Dr Ghazarian believes Mr Trump’s example of using social media for outrageous comments, inflating small issues into national conversation topics, has “rubbed off” on fringe parties and minor figures in the major parties.
“He opened the door to politicians pushing things further to the edge, pushing the envelope more than they would did before,” he said.
Dr Shortis agreed.
“Our government’s closeness to Trump has given further licence to those forces in Australian politics; people like Craig Kelly, with that very Trumpian disinformation and conspiracy theories,” she told TND.
“With the PM not condemning that, they’re getting licence to keep doing that, from the PM who is close to Trump. It’s a cultural exchange.”
Dr Shortis, a historian whose works focuses on the Trump administration and the Australia-US alliance, believes that type of politics will endure long after Mr Biden takes office.
She pointed to a new wave of Trump acolytes among young Republicans in the US, predicting Australian politicians would – as has occurred for decades – draw influence from American counterparts.
“Trump unleashed and encouraged it, but it’s more than Trump. He just harnessed it for a while, then lost control of it. It’s important to be honest about how deeply connected the stuff happening in Australia is to the US, with our MPs and the arms of some of these organisations,” she said.
“There’s a young guard in the US that sees a path to power through Trump politics. We have a different way of doing politics, but you can see Australian politicians taking their cues from America.

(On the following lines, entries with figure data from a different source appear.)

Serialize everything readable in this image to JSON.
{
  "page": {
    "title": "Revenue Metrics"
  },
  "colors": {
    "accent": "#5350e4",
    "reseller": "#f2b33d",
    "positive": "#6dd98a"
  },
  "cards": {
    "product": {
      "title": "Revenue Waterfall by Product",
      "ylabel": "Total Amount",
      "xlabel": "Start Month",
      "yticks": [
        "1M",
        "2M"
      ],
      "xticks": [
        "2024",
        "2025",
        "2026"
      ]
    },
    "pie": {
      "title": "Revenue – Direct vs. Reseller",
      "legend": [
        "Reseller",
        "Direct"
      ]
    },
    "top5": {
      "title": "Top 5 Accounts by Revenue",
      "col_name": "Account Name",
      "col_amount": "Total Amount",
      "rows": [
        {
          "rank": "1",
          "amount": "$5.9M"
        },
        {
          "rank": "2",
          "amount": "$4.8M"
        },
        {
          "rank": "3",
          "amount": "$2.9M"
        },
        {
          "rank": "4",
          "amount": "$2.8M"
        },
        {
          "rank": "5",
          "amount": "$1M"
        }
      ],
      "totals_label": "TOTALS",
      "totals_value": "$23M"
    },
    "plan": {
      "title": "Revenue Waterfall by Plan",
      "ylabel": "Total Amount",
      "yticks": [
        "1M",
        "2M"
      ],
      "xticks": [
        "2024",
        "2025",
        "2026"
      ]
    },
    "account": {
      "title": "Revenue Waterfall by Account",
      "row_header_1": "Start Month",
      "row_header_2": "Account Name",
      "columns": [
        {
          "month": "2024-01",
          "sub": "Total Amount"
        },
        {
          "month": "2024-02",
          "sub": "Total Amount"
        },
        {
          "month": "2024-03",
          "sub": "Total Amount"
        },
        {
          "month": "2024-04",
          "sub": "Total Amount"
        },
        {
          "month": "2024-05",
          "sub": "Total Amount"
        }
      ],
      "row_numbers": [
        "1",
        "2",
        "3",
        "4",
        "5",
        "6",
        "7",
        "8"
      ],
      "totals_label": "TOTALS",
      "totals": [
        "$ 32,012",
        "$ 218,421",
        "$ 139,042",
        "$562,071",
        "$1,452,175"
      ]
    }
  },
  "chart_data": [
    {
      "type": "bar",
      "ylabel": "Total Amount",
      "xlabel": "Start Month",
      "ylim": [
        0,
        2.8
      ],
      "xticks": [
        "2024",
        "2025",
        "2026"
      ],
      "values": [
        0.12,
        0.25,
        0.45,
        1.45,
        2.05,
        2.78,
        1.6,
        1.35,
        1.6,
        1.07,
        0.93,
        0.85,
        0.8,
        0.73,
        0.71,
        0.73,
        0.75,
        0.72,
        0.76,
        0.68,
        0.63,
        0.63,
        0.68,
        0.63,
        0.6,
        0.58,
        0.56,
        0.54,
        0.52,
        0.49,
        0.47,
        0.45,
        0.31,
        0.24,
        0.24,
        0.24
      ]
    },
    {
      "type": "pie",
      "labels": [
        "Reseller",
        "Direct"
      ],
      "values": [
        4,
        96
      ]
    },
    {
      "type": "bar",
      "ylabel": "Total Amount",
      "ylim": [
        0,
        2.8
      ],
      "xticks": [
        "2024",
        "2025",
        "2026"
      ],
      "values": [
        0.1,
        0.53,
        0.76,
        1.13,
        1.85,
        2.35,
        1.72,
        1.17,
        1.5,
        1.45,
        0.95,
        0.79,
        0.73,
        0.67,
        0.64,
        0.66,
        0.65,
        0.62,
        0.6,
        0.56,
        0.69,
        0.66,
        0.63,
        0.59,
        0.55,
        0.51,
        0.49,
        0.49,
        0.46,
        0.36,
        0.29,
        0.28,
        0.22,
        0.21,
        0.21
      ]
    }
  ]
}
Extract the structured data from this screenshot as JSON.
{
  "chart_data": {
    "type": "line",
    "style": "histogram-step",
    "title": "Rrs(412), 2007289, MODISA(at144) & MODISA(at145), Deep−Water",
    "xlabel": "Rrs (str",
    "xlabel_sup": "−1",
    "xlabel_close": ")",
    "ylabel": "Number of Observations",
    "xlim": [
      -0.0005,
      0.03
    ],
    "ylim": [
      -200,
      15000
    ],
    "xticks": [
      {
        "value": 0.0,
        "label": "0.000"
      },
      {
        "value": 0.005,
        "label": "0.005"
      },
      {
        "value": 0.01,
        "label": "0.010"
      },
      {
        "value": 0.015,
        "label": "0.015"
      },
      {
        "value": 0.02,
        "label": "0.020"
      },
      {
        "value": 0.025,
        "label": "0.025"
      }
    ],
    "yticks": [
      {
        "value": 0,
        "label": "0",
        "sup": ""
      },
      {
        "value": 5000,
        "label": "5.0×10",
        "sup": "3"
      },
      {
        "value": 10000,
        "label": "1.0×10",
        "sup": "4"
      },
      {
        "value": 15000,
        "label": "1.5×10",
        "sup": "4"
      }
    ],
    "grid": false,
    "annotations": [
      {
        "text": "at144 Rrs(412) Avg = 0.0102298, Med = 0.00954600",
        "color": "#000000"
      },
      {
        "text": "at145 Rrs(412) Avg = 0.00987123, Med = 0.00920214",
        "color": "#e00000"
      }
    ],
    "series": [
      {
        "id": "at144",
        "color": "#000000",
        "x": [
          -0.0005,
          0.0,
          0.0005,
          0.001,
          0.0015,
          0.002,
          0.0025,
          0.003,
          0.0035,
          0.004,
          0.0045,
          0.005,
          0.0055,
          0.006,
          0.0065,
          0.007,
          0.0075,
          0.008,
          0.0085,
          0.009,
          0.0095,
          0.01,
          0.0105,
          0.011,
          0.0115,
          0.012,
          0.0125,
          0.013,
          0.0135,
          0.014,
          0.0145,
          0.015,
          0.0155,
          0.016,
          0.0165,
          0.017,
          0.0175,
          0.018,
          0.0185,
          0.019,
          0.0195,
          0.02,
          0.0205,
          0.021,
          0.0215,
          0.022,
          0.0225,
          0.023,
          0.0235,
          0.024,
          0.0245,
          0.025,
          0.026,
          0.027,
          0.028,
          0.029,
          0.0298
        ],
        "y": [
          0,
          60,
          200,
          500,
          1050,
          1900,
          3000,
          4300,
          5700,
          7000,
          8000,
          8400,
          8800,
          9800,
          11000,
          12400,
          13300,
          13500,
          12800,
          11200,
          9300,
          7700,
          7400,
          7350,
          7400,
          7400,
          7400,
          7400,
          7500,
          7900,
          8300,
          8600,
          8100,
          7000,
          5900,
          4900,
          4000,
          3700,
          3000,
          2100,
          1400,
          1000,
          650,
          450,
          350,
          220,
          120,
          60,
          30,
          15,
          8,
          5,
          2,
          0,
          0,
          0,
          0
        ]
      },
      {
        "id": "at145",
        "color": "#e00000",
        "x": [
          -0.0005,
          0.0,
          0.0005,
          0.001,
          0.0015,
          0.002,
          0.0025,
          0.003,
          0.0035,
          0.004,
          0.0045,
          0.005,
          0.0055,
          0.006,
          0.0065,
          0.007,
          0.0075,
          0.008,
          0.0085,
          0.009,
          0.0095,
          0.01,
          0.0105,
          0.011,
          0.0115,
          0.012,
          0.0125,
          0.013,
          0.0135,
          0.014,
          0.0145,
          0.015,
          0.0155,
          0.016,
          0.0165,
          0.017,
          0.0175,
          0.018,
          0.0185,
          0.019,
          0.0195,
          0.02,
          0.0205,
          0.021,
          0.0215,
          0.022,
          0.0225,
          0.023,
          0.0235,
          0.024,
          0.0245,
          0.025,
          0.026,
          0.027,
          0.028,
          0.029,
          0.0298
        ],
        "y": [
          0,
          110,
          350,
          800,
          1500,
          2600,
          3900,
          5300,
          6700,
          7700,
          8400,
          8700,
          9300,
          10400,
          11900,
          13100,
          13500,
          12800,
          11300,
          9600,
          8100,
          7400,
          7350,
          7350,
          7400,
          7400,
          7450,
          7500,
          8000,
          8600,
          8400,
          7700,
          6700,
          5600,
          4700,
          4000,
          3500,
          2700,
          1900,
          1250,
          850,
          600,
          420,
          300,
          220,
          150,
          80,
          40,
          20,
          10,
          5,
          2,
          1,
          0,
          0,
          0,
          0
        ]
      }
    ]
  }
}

“Biden would have noticed how close we were to Trump. That should be noted. The way we got so close will have consequences going forward.”
It’s a thought echoed by Mr Turnbull. In an interview with Bloomberg, he slammed his former Coalition colleagues for “sycophancy” towards Mr Trump, claiming their support for him could harm future relationships with Mr Biden.
Former Australian Prime Minister @TurnbullMalcolm on whether Australia has pandered to Trump “Sycophantism is always a mistake…in the imperial capital, whether it be Beijing or Washington, they regard deference as their due” https://t.co/HYVb7Iqro1
— Haidi Lun Stroud-Watts 伦海迪 (@HaidiLun) January 20, 2021
“People in the Liberal Party, many of them felt they were very aligned with Trump on this climate stuff. They are now utterly at odds with the new administration,” he told Bloomberg.
“They’ve got to decide whether they want to be a last outpost for Trumpism in the southern hemisphere. I don’t think that’s a good place to be.”
In his speech, Mr Albanese said Mr Biden’s ascendance to the presidency marked “the cusp of a new chapter in international relations”.
It’s still to be seen whether it will mark a new chapter in Australian politics.